We have an integrated unit - all units functioning not as three separate ones, but one continuous unit going up through Eagle Scout and beyond. We inherited about three tons (literally) of industrial robots from Microsoft recently. We have a volunteer who programs PLC's all day. We have one of the world's top anti-cybercrime specialists in the world as a volunteer.
Problem was we did not have a way of elegantly integrating the art and science of programming with the physical world. In the Feb 18th, 2015 edition of the Wall Street Journal came an article by Joanna Stern about the Raspberry Pi. The apple fell from the tree at that moment, and my head still hurts. With the RPI, I can bring all of this talent to bear for very, very little money.
My issue is that most of the kids in our unit can't afford much. I have been stressing the need for kids to look to STEM as a viable alternative to college in order to perhaps find something they might love and also pay the bills. Into that includes all of the vocations - HVAC, plumbing, electrical, etc.

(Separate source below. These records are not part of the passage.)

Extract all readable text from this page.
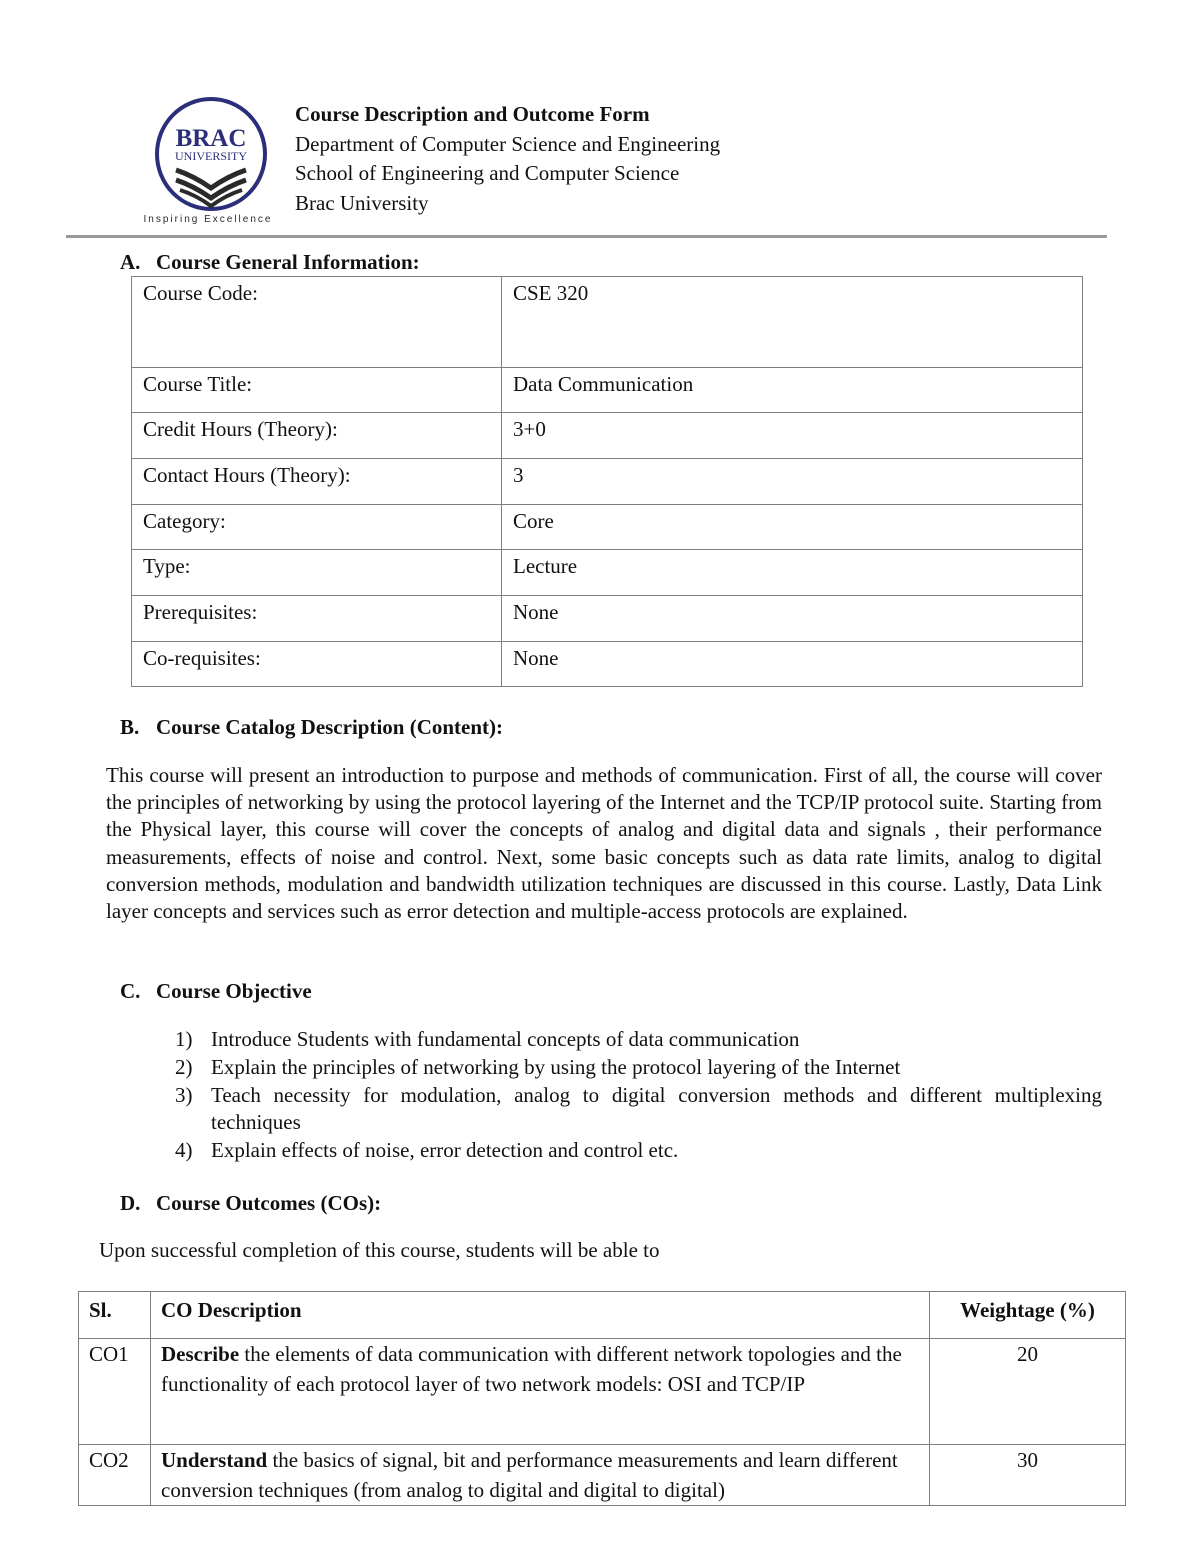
BRAC
UNIVERSITY
Inspiring Excellence
Course Description and Outcome Form
Department of Computer Science and Engineering
School of Engineering and Computer Science
Brac University
A. Course General Information:
Course Code:	CSE 320
Course Title:	Data Communication
Credit Hours (Theory):	3+0
Contact Hours (Theory):	3
Category:	Core
Type:	Lecture
Prerequisites:	None
Co-requisites:	None
B. Course Catalog Description (Content):
This course will present an introduction to purpose and methods of communication. First of all, the course will cover the principles of networking by using the protocol layering of the Internet and the TCP/IP protocol suite. Starting from the Physical layer, this course will cover the concepts of analog and digital data and signals , their performance measurements, effects of noise and control. Next, some basic concepts such as data rate limits, analog to digital conversion methods, modulation and bandwidth utilization techniques are discussed in this course. Lastly, Data Link layer concepts and services such as error detection and multiple-access protocols are explained.
C. Course Objective
1) Introduce Students with fundamental concepts of data communication
2) Explain the principles of networking by using the protocol layering of the Internet
3) Teach necessity for modulation, analog to digital conversion methods and different multiplexing techniques
4) Explain effects of noise, error detection and control etc.
D. Course Outcomes (COs):
Upon successful completion of this course, students will be able to
Sl.	CO Description	Weightage (%)
CO1	Describe the elements of data communication with different network topologies and the functionality of each protocol layer of two network models: OSI and TCP/IP	20
CO2	Understand the basics of signal, bit and performance measurements and learn different conversion techniques (from analog to digital and digital to digital)	30
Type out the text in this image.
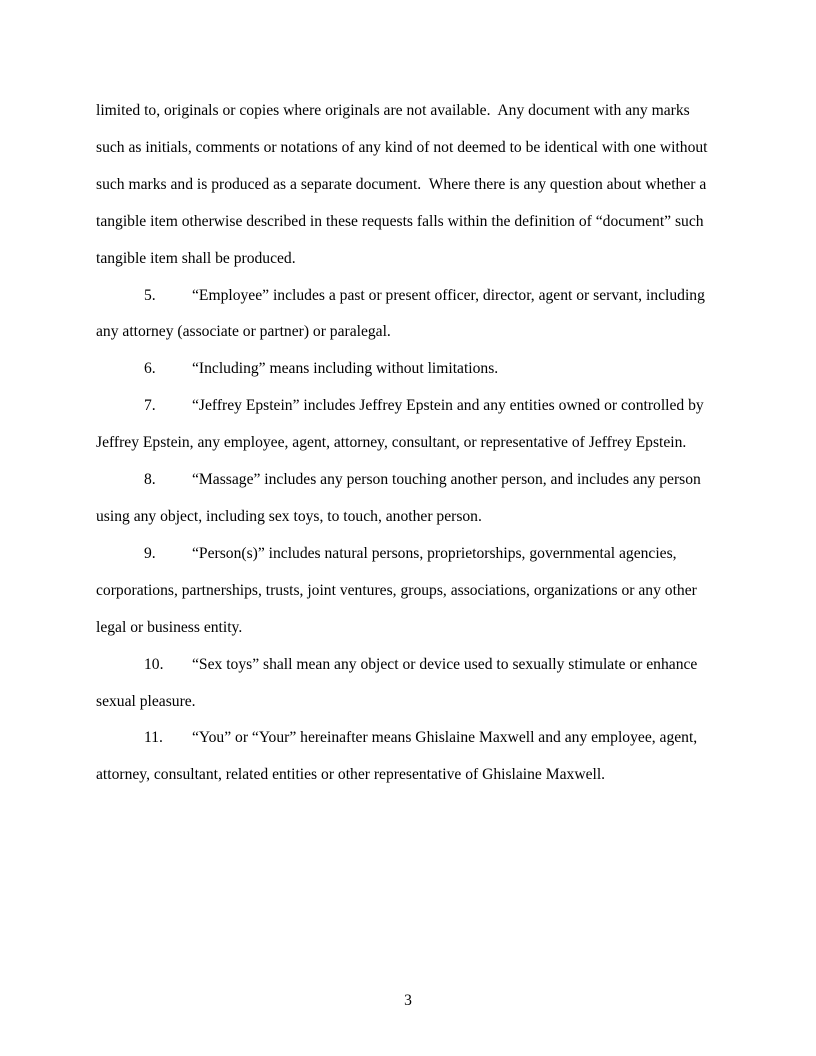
limited to, originals or copies where originals are not available.  Any document with any marks such as initials, comments or notations of any kind of not deemed to be identical with one without such marks and is produced as a separate document.  Where there is any question about whether a tangible item otherwise described in these requests falls within the definition of “document” such tangible item shall be produced.

5. “Employee” includes a past or present officer, director, agent or servant, including any attorney (associate or partner) or paralegal.

6. “Including” means including without limitations.

7. “Jeffrey Epstein” includes Jeffrey Epstein and any entities owned or controlled by Jeffrey Epstein, any employee, agent, attorney, consultant, or representative of Jeffrey Epstein.

8. “Massage” includes any person touching another person, and includes any person using any object, including sex toys, to touch, another person.

9. “Person(s)” includes natural persons, proprietorships, governmental agencies, corporations, partnerships, trusts, joint ventures, groups, associations, organizations or any other legal or business entity.

10. “Sex toys” shall mean any object or device used to sexually stimulate or enhance sexual pleasure.

11. “You” or “Your” hereinafter means Ghislaine Maxwell and any employee, agent, attorney, consultant, related entities or other representative of Ghislaine Maxwell.

3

Raspberry Pi is going to change the world, in my opinion, and it is going to unleash so many new true programmers with fresh approaches to solving problems. I have been monitoring the 'maker' movement, which is an attempt to bring low level board stuff to a new generation of kids and adults. This was/is the missing link.
You simply cannot do the things people are doing with a laptop/desktop/mobile that people are doing with a RPI. Because of the price point, you can blow it up, and the downside is minimal. Moreover, our units can create projects at each level, present them to people with money, and they will open their wallets. My wife teaches, and they are buying $250 chromebooks by the 100s and 1000s for school districts. With $250, you can hack NASA and hijack a launch sequence (Estes Wifi Project) and still have money left over for pizza - good pizza too. They have no idea how much more capability is possible for far, far less than half the unit cost with this approach.
Ten years from now, I think this will be the movement that ushers in the next level of innovation and will help countries that were poor become rich. This can transform Africa and South America.
My only real issue was not hearing about this until now. This started in 2006. I've been involved in Scouting that long, and I haven't heard a peep about this until I saw it in the WSJ. That is criminal. Almost a decade.
I was shocked that the only place I could seem to order an 'ultimate' kit was from Amazon. I know this was not in stock at the Radio Shack. The irony is that perhaps the RPI might have saved Radio Shack.
Not sure if you beautiful limeys know what a Radio Shack is, or was, but it was quite a place for electronics hobbyists in its day.
Thank you, UK, for bringing us the computer, and the web. Thank you also for that other rock star - Sir Robert Baden-Powell.
Thank you for the Raspberry Pi, the latest innovation out of the Isles.